Asparagus, Fennel & Spinach Soup and Topping!

Do you want to eat something healthy today? To flush out toxins and maintain weight, soups are the optimal choice. This soup not only adds to your healthy lifestyle but tastes heavenly.

Ingredient

Makes Two Large Portions Or Four Smaller Portions.

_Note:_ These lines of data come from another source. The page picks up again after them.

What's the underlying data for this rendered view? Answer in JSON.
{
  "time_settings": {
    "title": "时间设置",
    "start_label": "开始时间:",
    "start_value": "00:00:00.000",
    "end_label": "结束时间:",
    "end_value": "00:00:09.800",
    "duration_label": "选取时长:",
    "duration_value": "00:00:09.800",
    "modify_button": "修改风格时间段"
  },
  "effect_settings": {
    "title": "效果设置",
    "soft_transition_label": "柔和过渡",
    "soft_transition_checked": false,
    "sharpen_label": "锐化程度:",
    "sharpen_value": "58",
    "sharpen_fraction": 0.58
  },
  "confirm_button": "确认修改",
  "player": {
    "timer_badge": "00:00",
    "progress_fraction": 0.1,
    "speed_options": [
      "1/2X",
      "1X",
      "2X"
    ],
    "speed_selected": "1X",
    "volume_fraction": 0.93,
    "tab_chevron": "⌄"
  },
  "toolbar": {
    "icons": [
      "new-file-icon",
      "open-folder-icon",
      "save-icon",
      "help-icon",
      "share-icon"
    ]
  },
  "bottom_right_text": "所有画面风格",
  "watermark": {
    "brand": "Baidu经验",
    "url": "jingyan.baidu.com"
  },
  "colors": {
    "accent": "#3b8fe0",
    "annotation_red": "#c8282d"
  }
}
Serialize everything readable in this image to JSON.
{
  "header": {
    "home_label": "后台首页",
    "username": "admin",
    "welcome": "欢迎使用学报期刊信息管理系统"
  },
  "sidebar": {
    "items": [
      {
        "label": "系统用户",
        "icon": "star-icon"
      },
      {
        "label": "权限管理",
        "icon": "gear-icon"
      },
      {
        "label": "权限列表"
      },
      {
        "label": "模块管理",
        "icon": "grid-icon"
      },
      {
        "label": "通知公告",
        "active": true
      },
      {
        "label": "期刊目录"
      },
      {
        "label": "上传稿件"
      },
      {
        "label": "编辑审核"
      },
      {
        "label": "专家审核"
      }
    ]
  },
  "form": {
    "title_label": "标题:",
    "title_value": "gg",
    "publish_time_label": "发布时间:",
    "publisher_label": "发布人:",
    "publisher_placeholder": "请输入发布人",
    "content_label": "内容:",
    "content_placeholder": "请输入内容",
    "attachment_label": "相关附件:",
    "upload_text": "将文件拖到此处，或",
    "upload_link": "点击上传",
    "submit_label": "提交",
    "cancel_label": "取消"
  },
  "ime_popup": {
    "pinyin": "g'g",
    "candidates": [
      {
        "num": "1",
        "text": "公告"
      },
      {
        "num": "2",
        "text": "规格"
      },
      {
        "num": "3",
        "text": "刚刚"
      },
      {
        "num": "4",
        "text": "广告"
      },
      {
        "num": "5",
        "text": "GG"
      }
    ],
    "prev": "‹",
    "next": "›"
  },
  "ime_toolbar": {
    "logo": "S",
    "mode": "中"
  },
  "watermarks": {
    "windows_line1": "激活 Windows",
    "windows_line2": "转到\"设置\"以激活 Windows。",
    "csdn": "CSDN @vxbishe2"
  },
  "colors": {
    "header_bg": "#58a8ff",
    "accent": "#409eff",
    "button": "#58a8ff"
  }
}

  • 450 grams (1 pound) of green asparagus
  • 2 tbsp of butter or coconut oil
  • 1 yellow onion or 6 tiny spring onions
  • Garlic cloves, two
  • 1 tiny (or 1/2 large) fennel bulb
  • a significant amount of spinach
  • 2 cups of vegetable stock or water
  • 1 tablespoon lemon or apple cider vinegar, salt, and pepper

Pepita and Lentil Topping

  • the asparagus’s saved raw tips
  • Puy lentils, 1 cup prepared (1/2 cup raw, simmered in water for 18 minutes).
  • 1/2 cup dry-toasted, seasoned pepitas or pumpkin seeds
  • 1 substantial bunch of parsley with flat leaves
  • chopped green chili, half (optional)
  • 1 tablespoon of olive oil

Coconut Cream

Cashew nuts, half a cup

half a cup of filtered water

2 teaspoons of lemon juice

14 teaspoon sea salt

Instructions

For the Soup

  1. Add the oil to a large saucepan
  2. Add the chopped garlic, onion, and fennel into it.
  3. Then, saute it for about five minutes.
  4. Now, add the diagonal pieces of asparagus. Stir fry it for five minutes.
  5. Afterward, add the water or stock, spinach, and apple cider vinegar.
  6. Make sure to season it with pepper and salt.
  7. Let it boil, and simmer for 10 minutes.
  8. Smoothen the soup using a hand blender.
  9. Now, add salt, pepper, and water to it.

For the Topping

  1. In a bowl, add the asparagus tips, boiled lentils, and toasted pumpkin seeds.
  2. You can also add chili for making it spicier.
  3. Pour the olive oil.

For the Cashew Cream

  1. Let the cashew nuts sit in water for three hours.
  2. Make a puree of it by adding filtered water, salt, and lemon juice.